C'est délicat de dire tel ou tel joueur, c'est même impossible. C'est sûr qu'il y a eu de très grands joueurs comme Délio Onnis, des garçons comme Courbis, Christian Dalger. Dalger, c'est lui qui a fait monter le sporting en première division. Il marquait quand il voulait, c'est incroyable. Il pouvait dribbler deux ou trois joueurs et partir marquer tout seul. Saar Boubacar, Alber Emon, Chaussin. Et je ne peux pas ne pas parler de Jean Tigana. Ça a été un très bon joueur... J'en oublie, les Bénédet et compagnie. Martin N'Kouka bien sûr.. Il y en a tellement que c'est très difficile... Balekita, Armando Martin. Excusez-moi  d'oublier les autres, mais il n'y a eu que des bons joueurs. Mais Christian Dalger était un ton au-dessus. J'ai vu des matchs, on perdait 1 à 0, il marquait un but, deux buts... Il marquait quand il avait envie, c'était un phénomène. Et puis, il ne faut pas non plus oublier le médecin du club, le docteur Renzulli.


UN SOUVENIR, UNE ANECDOTE SUR TON PASSAGE A TOULON ?
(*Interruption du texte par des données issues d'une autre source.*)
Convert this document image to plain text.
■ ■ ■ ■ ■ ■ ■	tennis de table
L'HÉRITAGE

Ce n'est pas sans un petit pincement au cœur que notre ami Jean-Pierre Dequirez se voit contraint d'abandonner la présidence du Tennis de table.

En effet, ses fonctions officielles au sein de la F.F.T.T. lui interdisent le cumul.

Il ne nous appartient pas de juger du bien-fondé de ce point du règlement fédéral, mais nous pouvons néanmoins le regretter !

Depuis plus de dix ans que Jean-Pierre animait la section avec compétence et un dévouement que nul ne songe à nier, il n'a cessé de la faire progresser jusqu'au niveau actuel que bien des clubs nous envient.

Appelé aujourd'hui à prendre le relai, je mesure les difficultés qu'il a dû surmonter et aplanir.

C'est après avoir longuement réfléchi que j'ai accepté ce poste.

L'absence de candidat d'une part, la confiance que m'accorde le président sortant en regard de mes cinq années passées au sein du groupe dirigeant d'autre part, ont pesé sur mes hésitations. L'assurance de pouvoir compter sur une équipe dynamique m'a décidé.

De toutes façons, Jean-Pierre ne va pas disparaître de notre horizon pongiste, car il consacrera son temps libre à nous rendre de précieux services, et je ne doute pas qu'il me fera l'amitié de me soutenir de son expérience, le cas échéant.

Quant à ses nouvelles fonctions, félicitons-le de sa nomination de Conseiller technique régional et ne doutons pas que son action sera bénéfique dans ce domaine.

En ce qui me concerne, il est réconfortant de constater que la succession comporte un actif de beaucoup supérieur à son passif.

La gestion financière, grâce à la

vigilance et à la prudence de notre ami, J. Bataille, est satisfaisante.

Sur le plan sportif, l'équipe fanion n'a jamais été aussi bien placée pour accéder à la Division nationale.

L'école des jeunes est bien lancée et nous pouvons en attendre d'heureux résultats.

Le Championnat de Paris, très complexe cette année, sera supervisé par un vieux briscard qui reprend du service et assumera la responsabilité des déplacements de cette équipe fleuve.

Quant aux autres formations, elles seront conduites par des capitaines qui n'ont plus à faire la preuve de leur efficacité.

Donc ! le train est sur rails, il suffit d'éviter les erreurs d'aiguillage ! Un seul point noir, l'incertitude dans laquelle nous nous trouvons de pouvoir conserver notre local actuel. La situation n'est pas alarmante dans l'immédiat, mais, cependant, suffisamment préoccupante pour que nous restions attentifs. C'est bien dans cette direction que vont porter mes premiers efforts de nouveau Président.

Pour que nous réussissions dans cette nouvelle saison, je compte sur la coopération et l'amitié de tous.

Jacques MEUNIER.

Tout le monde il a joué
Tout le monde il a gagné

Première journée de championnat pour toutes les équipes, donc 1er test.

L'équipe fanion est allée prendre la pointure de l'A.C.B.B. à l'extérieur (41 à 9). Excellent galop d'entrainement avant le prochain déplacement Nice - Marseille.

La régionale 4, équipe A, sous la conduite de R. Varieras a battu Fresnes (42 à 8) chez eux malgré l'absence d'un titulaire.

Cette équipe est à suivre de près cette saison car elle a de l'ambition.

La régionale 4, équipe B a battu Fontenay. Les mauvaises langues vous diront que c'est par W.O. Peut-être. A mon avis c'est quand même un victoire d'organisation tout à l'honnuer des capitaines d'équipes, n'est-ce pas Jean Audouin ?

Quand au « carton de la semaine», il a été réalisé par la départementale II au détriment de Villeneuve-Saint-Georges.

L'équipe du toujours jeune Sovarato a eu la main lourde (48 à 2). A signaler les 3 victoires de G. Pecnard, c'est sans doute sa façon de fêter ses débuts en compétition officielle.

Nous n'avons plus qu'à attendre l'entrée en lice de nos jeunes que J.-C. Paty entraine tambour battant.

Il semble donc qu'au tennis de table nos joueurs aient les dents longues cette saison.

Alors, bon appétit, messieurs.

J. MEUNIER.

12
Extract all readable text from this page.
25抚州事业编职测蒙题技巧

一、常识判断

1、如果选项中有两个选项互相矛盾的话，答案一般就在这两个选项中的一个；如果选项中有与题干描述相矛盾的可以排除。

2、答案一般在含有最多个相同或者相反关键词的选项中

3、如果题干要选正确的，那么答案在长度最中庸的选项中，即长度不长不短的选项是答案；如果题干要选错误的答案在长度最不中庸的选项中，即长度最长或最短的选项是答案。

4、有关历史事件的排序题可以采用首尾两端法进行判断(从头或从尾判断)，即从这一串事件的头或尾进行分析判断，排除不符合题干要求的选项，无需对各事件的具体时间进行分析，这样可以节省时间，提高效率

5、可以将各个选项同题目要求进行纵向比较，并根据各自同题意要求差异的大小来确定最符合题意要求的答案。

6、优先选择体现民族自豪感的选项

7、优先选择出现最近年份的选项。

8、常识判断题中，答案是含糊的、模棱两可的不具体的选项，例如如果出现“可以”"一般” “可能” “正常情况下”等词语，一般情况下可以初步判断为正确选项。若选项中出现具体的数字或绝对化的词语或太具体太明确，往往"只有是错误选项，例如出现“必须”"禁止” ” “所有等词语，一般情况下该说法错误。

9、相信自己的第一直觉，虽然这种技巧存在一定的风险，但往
On était en déplacement, et il y avait à l'époque un président qui avait une chapka qui coûtait une fortune. On était à la gare, on attendait le train, le président pose sa chapka à côté de lui, et là un joueur lui prend la chapka et la jette dans un train à côté... Il doit continuer de la chercher à l'heure qu'il est. Des souvenirs, j'en ai des centaines... Que l'on peut raconter ou pas (rire).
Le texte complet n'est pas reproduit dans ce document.